Typical of the franchised stores is a 26,000-square-foot club in Plymouth, Massachusetts, one of three owned by the same company, all of which were formerly a different fitness franchise. The club, which opened last July, is a spacious, clean, and well-appointed facility, with more than 100 pieces of cardio equipment (all outfitted with Cardio Theater), a circuit-training room, and an expansive strength-training area. On a busy day, 1,000 members make use of it, despite the fact that there are five competing health clubs in town. On one recent snowy weekday afternoon, before the rush-hour crush, more than 100 men and women of various ages were enjoying their workouts in this relaxed environment.
Planet Fitness, Grondahl says, is now prepared to add one new franchise per week, and he doesn't have to beat the bushes to do so. Until recently, prospects could apply for a Planet Fitness franchise "by invitation only."

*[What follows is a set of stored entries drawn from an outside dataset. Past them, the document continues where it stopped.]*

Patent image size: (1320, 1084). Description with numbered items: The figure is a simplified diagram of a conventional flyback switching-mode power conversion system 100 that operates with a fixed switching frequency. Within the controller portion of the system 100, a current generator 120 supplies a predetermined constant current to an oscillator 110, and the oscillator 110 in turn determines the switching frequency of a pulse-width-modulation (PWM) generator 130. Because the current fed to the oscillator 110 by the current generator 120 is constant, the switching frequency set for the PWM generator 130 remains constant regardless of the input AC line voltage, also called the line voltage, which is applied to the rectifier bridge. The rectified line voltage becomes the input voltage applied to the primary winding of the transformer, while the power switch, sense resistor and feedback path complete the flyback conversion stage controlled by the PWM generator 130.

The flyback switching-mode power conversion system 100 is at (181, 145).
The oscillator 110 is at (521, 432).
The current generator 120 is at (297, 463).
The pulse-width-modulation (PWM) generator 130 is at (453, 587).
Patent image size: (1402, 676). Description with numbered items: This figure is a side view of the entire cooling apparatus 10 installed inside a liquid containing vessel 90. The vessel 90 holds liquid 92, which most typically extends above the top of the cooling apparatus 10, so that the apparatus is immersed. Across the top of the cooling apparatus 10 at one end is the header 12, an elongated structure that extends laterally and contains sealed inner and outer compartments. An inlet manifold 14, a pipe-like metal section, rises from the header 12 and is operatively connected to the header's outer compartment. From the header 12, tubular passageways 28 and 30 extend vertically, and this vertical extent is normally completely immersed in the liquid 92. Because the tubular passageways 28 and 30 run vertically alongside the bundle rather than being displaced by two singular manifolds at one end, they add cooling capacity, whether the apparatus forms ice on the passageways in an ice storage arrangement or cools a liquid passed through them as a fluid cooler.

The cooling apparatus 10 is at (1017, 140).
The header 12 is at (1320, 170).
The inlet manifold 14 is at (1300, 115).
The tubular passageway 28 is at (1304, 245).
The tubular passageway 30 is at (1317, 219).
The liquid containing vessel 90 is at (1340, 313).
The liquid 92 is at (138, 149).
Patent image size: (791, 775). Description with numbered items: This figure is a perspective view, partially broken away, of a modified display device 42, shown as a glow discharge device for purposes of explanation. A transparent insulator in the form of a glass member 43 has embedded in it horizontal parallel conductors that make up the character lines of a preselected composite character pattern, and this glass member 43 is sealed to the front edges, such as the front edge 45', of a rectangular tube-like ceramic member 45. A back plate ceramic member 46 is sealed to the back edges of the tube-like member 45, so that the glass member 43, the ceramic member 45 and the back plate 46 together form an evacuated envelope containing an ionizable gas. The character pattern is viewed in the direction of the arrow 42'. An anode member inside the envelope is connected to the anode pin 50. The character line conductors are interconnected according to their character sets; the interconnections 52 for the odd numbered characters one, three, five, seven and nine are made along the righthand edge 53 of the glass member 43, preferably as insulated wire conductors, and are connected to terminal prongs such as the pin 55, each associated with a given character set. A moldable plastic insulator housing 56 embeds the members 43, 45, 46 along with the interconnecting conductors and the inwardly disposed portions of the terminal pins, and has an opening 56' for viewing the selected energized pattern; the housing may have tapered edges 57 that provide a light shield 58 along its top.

"If somebody tries hard enough, they can usually get in front of us-it's a little challenge they have to figure out," offers Grondahl, declining to elaborate.
Where will commoditization and his unique concept take Grondahl, Planet Fitness, and the industry? "I think, over time, that the industry is going to become much more clearly segmented," he reflects. "You're going to have clubs like ours, and very plush ones that are charging between $100 and $200 a month . . . The clubs caught in the middle-the $39-, $50, and $60-a-month operations-are going to be in a lot of pain."